Foi, então, a sua vez de ter problemas com o delegado, que o processou por danos morais: "O delegado queria que eu lhe pagasse uns 200 mil reais, mas, obviamente, eu fui absolvido".
Mais tarde, nos anos 80, cumpriria um período na prisão, pela morte de uma jovem que estacionara um carro na frente de sua casa. Libertado, voltou a atuar em veículos de comunicação, a começar pela Rádio Gaúcha, do Grupo RBS. Ele não fala sobre este assunto.
Rádio e TV
Em 1952, o repórter se casou com Maria Clara ("Que é minha esposa até hoje!", faz questão de frisar), com quem teve dois filhos: Laura, que também é jornalista e hoje trabalha com o pai na TV2 Guaíba, e o juiz federal Alcides. Cinco anos depois, foi fundada a Rádio Guaíba e Flávio assumiu a direção comercial da emissora. Nessa época, ele já articulava a criação da Agert (Associação Gaúcha das Emissoras de Rádio e TV), junto com outros jornalistas e empresários, o que se concretizou em 1962, e estava cursando a faculdade de Jornalismo, na PUCRS, concluída em 63. Para a Copa do Mundo de Futebol de 1958, realizada na Suécia, Flávio contatou seus conhecidos na Suíça e conseguiu um circuito exclusivo para o Rio Grande do Sul, para a transmissão de rádio. Flávio acompanhou o evento e assegura que ele representou "a consagração da Guaíba".
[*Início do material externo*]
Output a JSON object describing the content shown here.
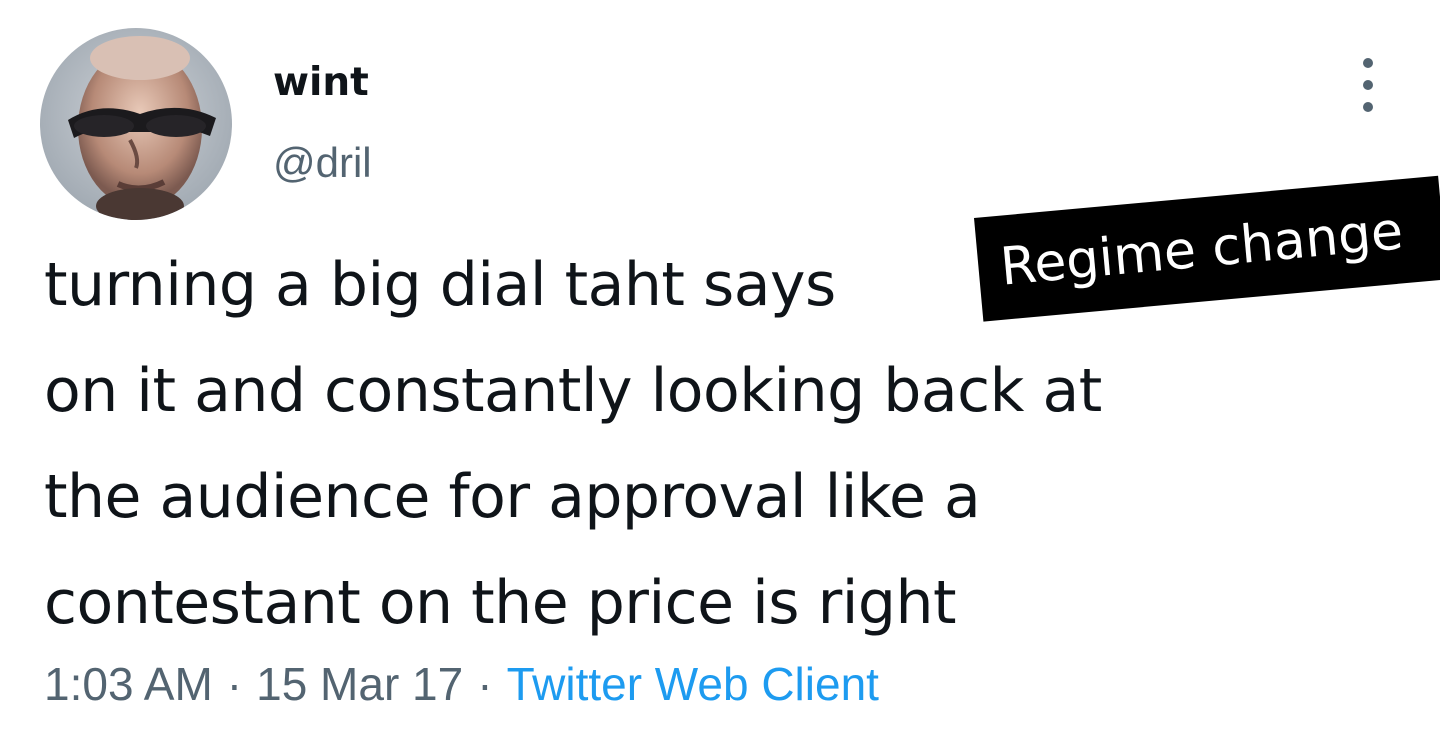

Outras coberturas importantes realizadas pelo jornalista foram a Guerra do Vietnã e a construção da Transamazônica, entre outras. A Rádio Guaíba também rende histórias engraçadas. Uma delas virou lenda no Jornalismo gaúcho. Por volta de 1965, a emissora recebeu a informação de que dom Vicente Scherer teria morrido. A notícia foi dada em edição extra do Correspondente Renner, mas descobriu-se depois que se tratava de um trote e o cardeal estava, na verdade, muito bem de saúde.
Depois da "barriga", a rádio recebeu inúmeras ligações falsas de pessoas que se diziam ser o próprio cardeal. Flávio atendeu um telefonema em que o interlocutor pedia para que ninguém fosse demitido pelo erro. Indignado com a brincadeira, o jornalista respondeu "Vá à merda!" e desligou o aparelho. Porém, daquela vez era realmente o dom Vicente ao telefone? No final da década de 1970, foi fundada a TV2 Guaíba, um canal independente, com programação própria local. Flávio comanda hoje dois programas na emissora: Guerrilheiros da Notícia, de segundas a sextas-feiras, das 19h às 20h15min, e Fórum, domingos, às 19h.
"Continuo trabalhando, mais do que quando tinha 20 anos de idade", se gaba o jornalista, que completará 78 anos em 25 de maio. "Chego às 7h, saio para almoçar e faço a minha sesta, como um bom descendente de espanhol, vou para a TV, volto para casa e vou cozinhar. Só o básico, mas é suficiente para limpar a cabeça", conta Flávio, que, além de "preparar uma comidinha" também gosta muito de ler. O jornalista também assina uma coluna diária no Correio do Povo e um programa na Rádio Guaíba, o Flávio Alcaraz Gomes Repórter, com três edições, entre 7h30min e 10h. Apesar de sua forte ligação com a Caldas Júnior, ele afirma que prefere não fazer parte das decisões da empresa: "Apenas faço o meu serviço".